@ruvector/agentic-synth
High-performance synthetic data generator designed for AI/ML training, RAG system evaluation, and agentic workflow testing. Generates realistic text, embeddings, Q&A pairs, conversations, and structured datasets.
Quick Reference
| Task | Code |
|---|---|
| Install | npx @ruvector/agentic-synth@latest |
| Create generator | new SynthGenerator(config) |
| Generate QA pairs | gen.generateQA(docs, count) |
| Generate embeddings | gen.generateEmbeddings(count, dims) |
| Generate conversations | gen.generateConversations(config) |
| Generate dataset | gen.generateDataset(schema) |
Installation
bash
npx @ruvector/agentic-synth@latest
Quick Start
typescript
import {
SynthGenerator,
QAGenerator,
ConversationGenerator,
DatasetGenerator,
} from '@ruvector/agentic-synth';
const gen = new SynthGenerator({ seed: 42 });
// Generate Q&A pairs from documents (for RAG evaluation)

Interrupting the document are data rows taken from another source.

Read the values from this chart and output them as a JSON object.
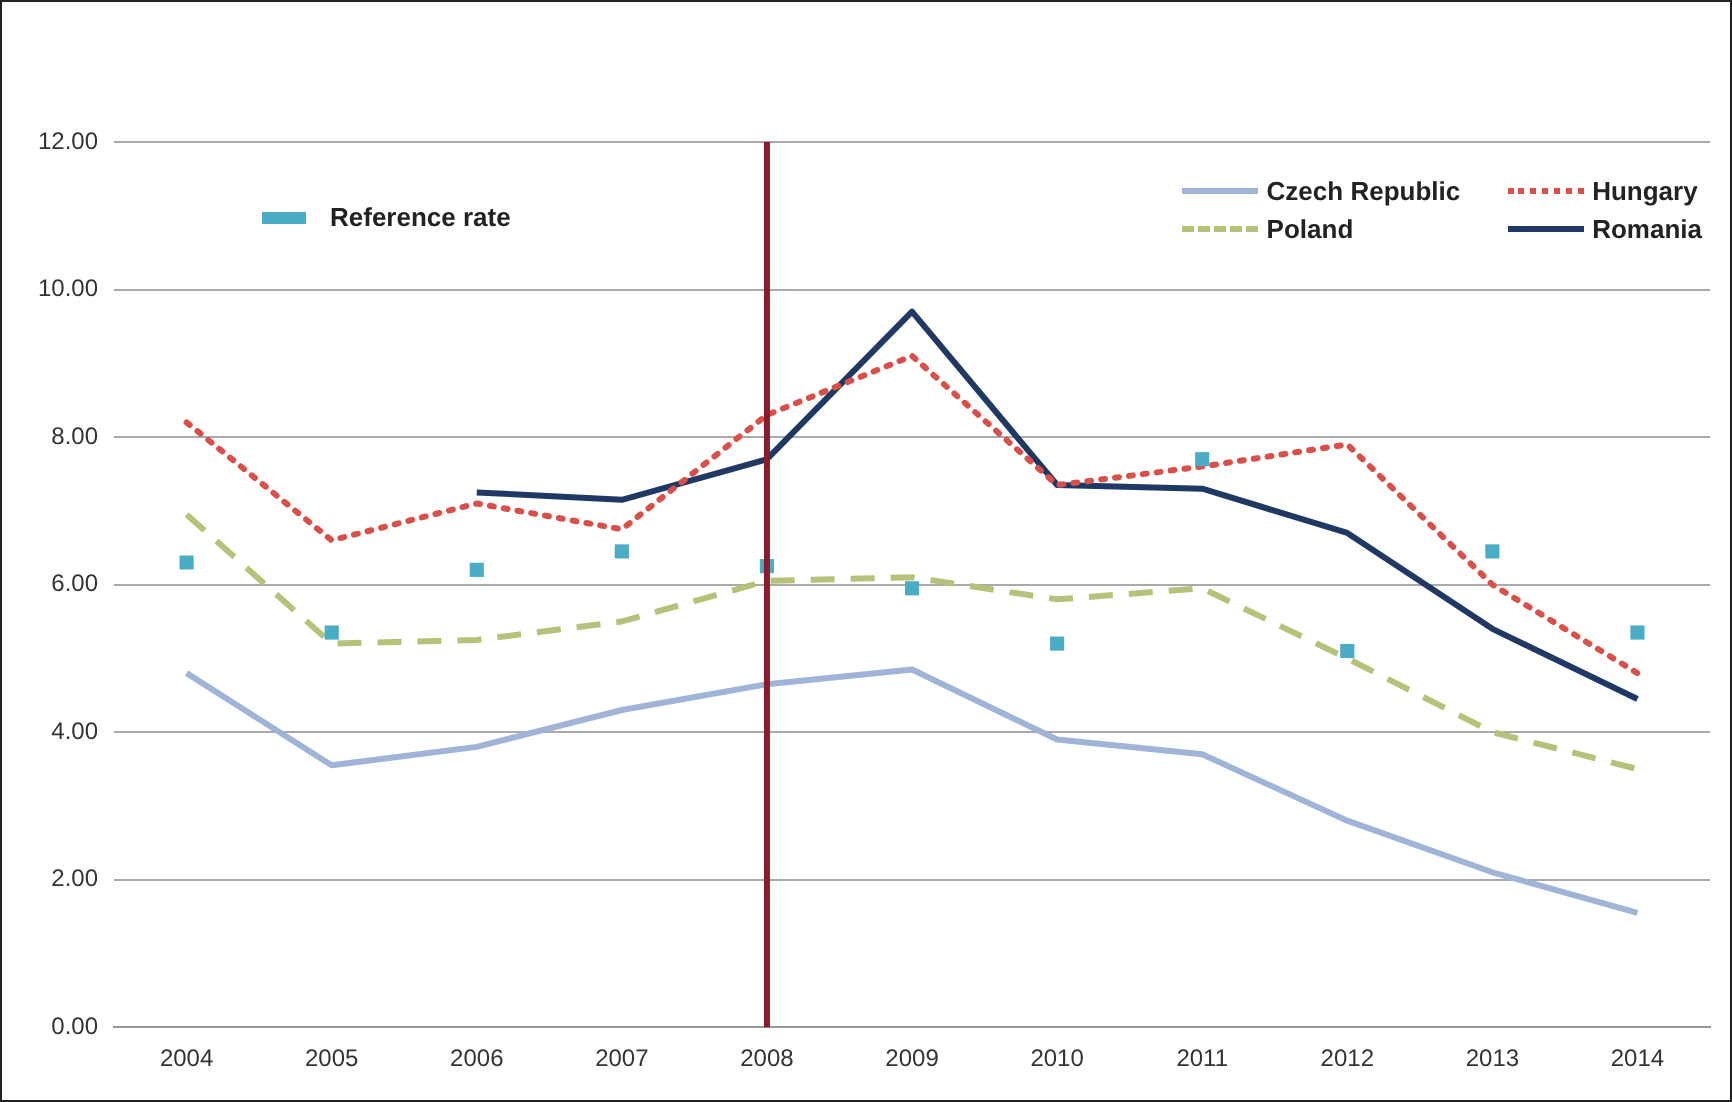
{
  "chart_data": {
    "type": "line",
    "categories": [
      "2004",
      "2005",
      "2006",
      "2007",
      "2008",
      "2009",
      "2010",
      "2011",
      "2012",
      "2013",
      "2014"
    ],
    "ylim": [
      0,
      12
    ],
    "yticks": [
      {
        "value": 0,
        "label": "0.00"
      },
      {
        "value": 2,
        "label": "2.00"
      },
      {
        "value": 4,
        "label": "4.00"
      },
      {
        "value": 6,
        "label": "6.00"
      },
      {
        "value": 8,
        "label": "8.00"
      },
      {
        "value": 10,
        "label": "10.00"
      },
      {
        "value": 12,
        "label": "12.00"
      }
    ],
    "grid": "y",
    "legend": "top right",
    "ref_lines": [
      {
        "axis": "x",
        "value": "2008",
        "color": "#8b1a2b"
      }
    ],
    "series": [
      {
        "name": "Reference rate",
        "type": "scatter",
        "color": "#4bacc6",
        "marker": "square",
        "values": [
          6.3,
          5.35,
          6.2,
          6.45,
          6.25,
          5.95,
          5.2,
          7.7,
          5.1,
          6.45,
          5.35
        ]
      },
      {
        "name": "Czech Republic",
        "color": "#9fb4d6",
        "line_style": "solid",
        "values": [
          4.8,
          3.55,
          3.8,
          4.3,
          4.65,
          4.85,
          3.9,
          3.7,
          2.8,
          2.1,
          1.55
        ]
      },
      {
        "name": "Hungary",
        "color": "#d9504a",
        "line_style": "dotted",
        "values": [
          8.2,
          6.6,
          7.1,
          6.75,
          8.3,
          9.1,
          7.35,
          7.6,
          7.9,
          6.0,
          4.8
        ]
      },
      {
        "name": "Poland",
        "color": "#b5c27a",
        "line_style": "dashed",
        "values": [
          6.95,
          5.2,
          5.25,
          5.5,
          6.05,
          6.1,
          5.8,
          5.95,
          5.0,
          4.0,
          3.5
        ]
      },
      {
        "name": "Romania",
        "color": "#1f3864",
        "line_style": "solid",
        "values": [
          null,
          null,
          7.25,
          7.15,
          7.7,
          9.7,
          7.35,
          7.3,
          6.7,
          5.4,
          4.45
        ]
      }
    ]
  }
}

const qaPairs = await gen.generateQA(documents, {
count: 100,
difficulty: 'mixed',
includeNegatives: true,
});
console.log(qaPairs[0]);
// { question: "What is the max retry count?",
// answer: "The max retry count is 3",
// context: "...",
// difficulty: "easy",
// isNegative: false }
// Generate synthetic embeddings (for testing vector search)
const embeddings = gen.generateEmbeddings({
count: 10_000,
dimensions: 1536,
clusters: 50,
noise: 0.1,
});
// Generate agent conversations (for training/eval)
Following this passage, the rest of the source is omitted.